Kein Zweifel, der Startenor weiß, wie er sein Publikum vom ersten Takt an in seinen Bann zieht. Mehr als 8000 Fans ließen sich im Freigelände der Grazer Messe beim Konzert des italienischen Weltstars Andrea Bocelli, der auch einige exzellente Gaststars mitbrachte, ins weite Feld der musikalischen Emotionen führen.

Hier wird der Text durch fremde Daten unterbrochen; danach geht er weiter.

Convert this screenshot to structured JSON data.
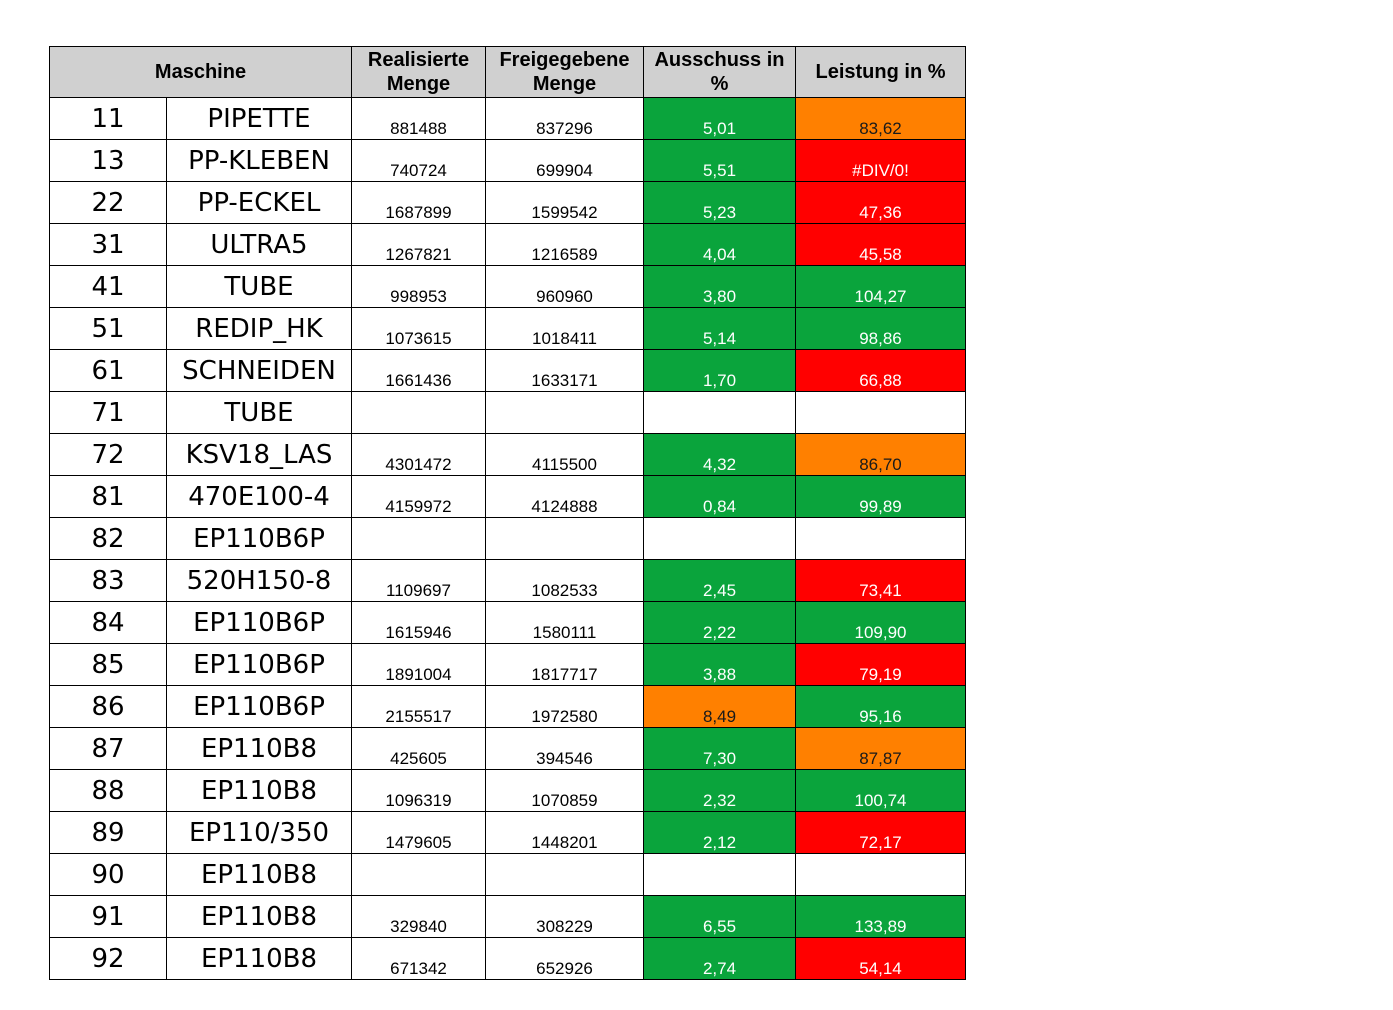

Im Rahmen seiner gigantischen "Cinema World Tour" bewies der blinde Sänger, dem viele seiner begeisterten Fans in doch etwas zu großer Euphorie stimmlich sogar himmlische Nähe nachsagen, dass er irgendwo da oben zumindest einen wichtigen Verbündeten hat - das Wetter.

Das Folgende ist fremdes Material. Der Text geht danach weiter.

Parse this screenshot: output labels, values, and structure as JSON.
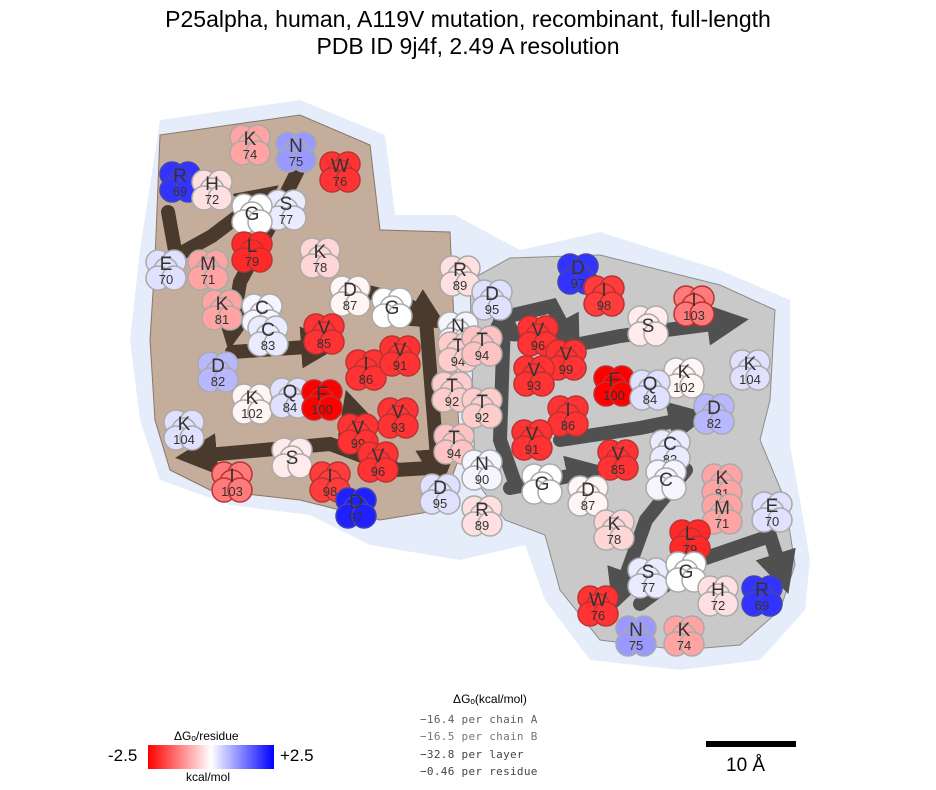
{
  "title": {
    "line1": "P25alpha, human, A119V mutation, recombinant, full-length",
    "line2": "PDB ID 9j4f, 2.49 A resolution"
  },
  "colors": {
    "chainA_fill": "#c4ad9b",
    "chainB_fill": "#c9c9c9",
    "halo": "#e5edfb",
    "arrowA": "#4a3a2e",
    "arrowB": "#505050",
    "negative": "#ff0000",
    "positive": "#0000ff"
  },
  "residues_chain_A": [
    {
      "aa": "R",
      "num": "69",
      "dg": 2.0
    },
    {
      "aa": "H",
      "num": "72",
      "dg": -0.3
    },
    {
      "aa": "K",
      "num": "74",
      "dg": -0.9
    },
    {
      "aa": "N",
      "num": "75",
      "dg": 1.0
    },
    {
      "aa": "W",
      "num": "76",
      "dg": -2.0
    },
    {
      "aa": "S",
      "num": "77",
      "dg": 0.2
    },
    {
      "aa": "G",
      "num": "",
      "dg": 0.0
    },
    {
      "aa": "L",
      "num": "79",
      "dg": -2.1
    },
    {
      "aa": "E",
      "num": "70",
      "dg": 0.3
    },
    {
      "aa": "M",
      "num": "71",
      "dg": -0.9
    },
    {
      "aa": "K",
      "num": "78",
      "dg": -0.4
    },
    {
      "aa": "K",
      "num": "81",
      "dg": -0.9
    },
    {
      "aa": "C",
      "num": "80",
      "dg": 0.1
    },
    {
      "aa": "C",
      "num": "83",
      "dg": 0.2
    },
    {
      "aa": "D",
      "num": "87",
      "dg": -0.1
    },
    {
      "aa": "R",
      "num": "89",
      "dg": -0.3
    },
    {
      "aa": "G",
      "num": "",
      "dg": 0.0
    },
    {
      "aa": "V",
      "num": "85",
      "dg": -2.0
    },
    {
      "aa": "D",
      "num": "82",
      "dg": 0.7
    },
    {
      "aa": "I",
      "num": "86",
      "dg": -2.0
    },
    {
      "aa": "V",
      "num": "91",
      "dg": -2.0
    },
    {
      "aa": "N",
      "num": "90",
      "dg": 0.1
    },
    {
      "aa": "T",
      "num": "94",
      "dg": -0.5
    },
    {
      "aa": "K",
      "num": "102",
      "dg": -0.1
    },
    {
      "aa": "Q",
      "num": "84",
      "dg": 0.3
    },
    {
      "aa": "F",
      "num": "100",
      "dg": -2.5
    },
    {
      "aa": "T",
      "num": "92",
      "dg": -0.5
    },
    {
      "aa": "K",
      "num": "104",
      "dg": 0.3
    },
    {
      "aa": "V",
      "num": "93",
      "dg": -2.0
    },
    {
      "aa": "V",
      "num": "99",
      "dg": -2.0
    },
    {
      "aa": "T",
      "num": "94",
      "dg": -0.6
    },
    {
      "aa": "S",
      "num": "",
      "dg": -0.2
    },
    {
      "aa": "V",
      "num": "96",
      "dg": -2.0
    },
    {
      "aa": "I",
      "num": "103",
      "dg": -1.3
    },
    {
      "aa": "I",
      "num": "98",
      "dg": -1.9
    },
    {
      "aa": "D",
      "num": "95",
      "dg": 0.3
    },
    {
      "aa": "D",
      "num": "97",
      "dg": 2.2
    }
  ],
  "residues_chain_B": [
    {
      "aa": "D",
      "num": "97",
      "dg": 2.0
    },
    {
      "aa": "I",
      "num": "98",
      "dg": -1.9
    },
    {
      "aa": "D",
      "num": "95",
      "dg": 0.3
    },
    {
      "aa": "I",
      "num": "103",
      "dg": -1.3
    },
    {
      "aa": "V",
      "num": "96",
      "dg": -2.0
    },
    {
      "aa": "S",
      "num": "",
      "dg": -0.2
    },
    {
      "aa": "T",
      "num": "94",
      "dg": -0.6
    },
    {
      "aa": "V",
      "num": "99",
      "dg": -2.0
    },
    {
      "aa": "K",
      "num": "104",
      "dg": 0.3
    },
    {
      "aa": "V",
      "num": "93",
      "dg": -2.0
    },
    {
      "aa": "F",
      "num": "100",
      "dg": -2.5
    },
    {
      "aa": "K",
      "num": "102",
      "dg": -0.1
    },
    {
      "aa": "Q",
      "num": "84",
      "dg": 0.3
    },
    {
      "aa": "T",
      "num": "92",
      "dg": -0.5
    },
    {
      "aa": "I",
      "num": "86",
      "dg": -2.0
    },
    {
      "aa": "D",
      "num": "82",
      "dg": 0.7
    },
    {
      "aa": "V",
      "num": "91",
      "dg": -2.0
    },
    {
      "aa": "N",
      "num": "90",
      "dg": 0.1
    },
    {
      "aa": "C",
      "num": "83",
      "dg": 0.2
    },
    {
      "aa": "C",
      "num": "",
      "dg": 0.1
    },
    {
      "aa": "V",
      "num": "85",
      "dg": -2.0
    },
    {
      "aa": "G",
      "num": "",
      "dg": 0.0
    },
    {
      "aa": "D",
      "num": "87",
      "dg": -0.1
    },
    {
      "aa": "K",
      "num": "81",
      "dg": -0.9
    },
    {
      "aa": "E",
      "num": "70",
      "dg": 0.3
    },
    {
      "aa": "R",
      "num": "89",
      "dg": -0.3
    },
    {
      "aa": "K",
      "num": "78",
      "dg": -0.4
    },
    {
      "aa": "M",
      "num": "71",
      "dg": -0.9
    },
    {
      "aa": "L",
      "num": "79",
      "dg": -2.1
    },
    {
      "aa": "S",
      "num": "77",
      "dg": 0.2
    },
    {
      "aa": "G",
      "num": "",
      "dg": 0.0
    },
    {
      "aa": "H",
      "num": "72",
      "dg": -0.3
    },
    {
      "aa": "R",
      "num": "69",
      "dg": 2.0
    },
    {
      "aa": "W",
      "num": "76",
      "dg": -2.0
    },
    {
      "aa": "N",
      "num": "75",
      "dg": 1.0
    },
    {
      "aa": "K",
      "num": "74",
      "dg": -0.9
    }
  ],
  "energy_box": {
    "title": "ΔGₒ(kcal/mol)",
    "rows": [
      "−16.4 per chain A",
      "−16.5 per chain B",
      "−32.8 per layer",
      "−0.46 per residue"
    ]
  },
  "colorbar": {
    "title": "ΔGₒ/residue",
    "min_label": "-2.5",
    "max_label": "+2.5",
    "unit": "kcal/mol",
    "min": -2.5,
    "max": 2.5
  },
  "scale_bar": {
    "label": "10 Å"
  }
}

Schließlich war es sein einziges Open-Air-Konzert und nach den Wetterkapriolen der vergangene Tage gab es bis zum Vortag schon auch einige Sorgen, dass Blitz und Donner dem mehr als zweistündigen Konzert ein jähes Ende bereiten könnte. Klangmacht und abendliche Himmelspracht ergänzten sich aber auf ideale Weise. Der Tournee-Titel bezieht sich auf das jüngste Album von Andrea Bocelli, "Cinama", mit einer Reihe von Film-Songs, die für ihn eine ganz besondere Bedeutung haben. Etwa "Maria" von Leonard Bernstein.
In kolossaler Cinemascope-Version gehalten war auch die Bühne, mit einer Leinwand im Zentrum und zwei weiteren auf der linken und rechten Seiten. Schließlich mussten rund 100 Musiker und der wuchtige Chor darauf Platz finden. Und dennoch gab es nicht nur mächtige Klangwellen, sondern auch wunderbar sanfte und leise Phasen, etwa beim "Ave Maria". Bocelli hat keinerlei musikalische Berührungsängste, dies brachte ihm ja auch immer wieder den Vorwurf ein, allzu kitschig zu sein.
Aber er kennt, wie viele große italienische Interpreten, die exakte Schnittstelle zwischen Herz und Schmerz, zwischen Glück und Trauer; mitunter trifft er sie mit Routine, meist aber mit Intensität und Leidenschaft, die vor allem nach der Pause einige tief berührende Passagen hatte. Und als er, als eine von drei Zugaben, seinen Welthit "Con te partiro" im Duett mit seiner famosen Landsfrau Iliaria della Bidia erklingen will, war klar. Der Abend bot großes vokales Gefühlskino, das mit "Nesson Dorma" mit Nachhall ausklang.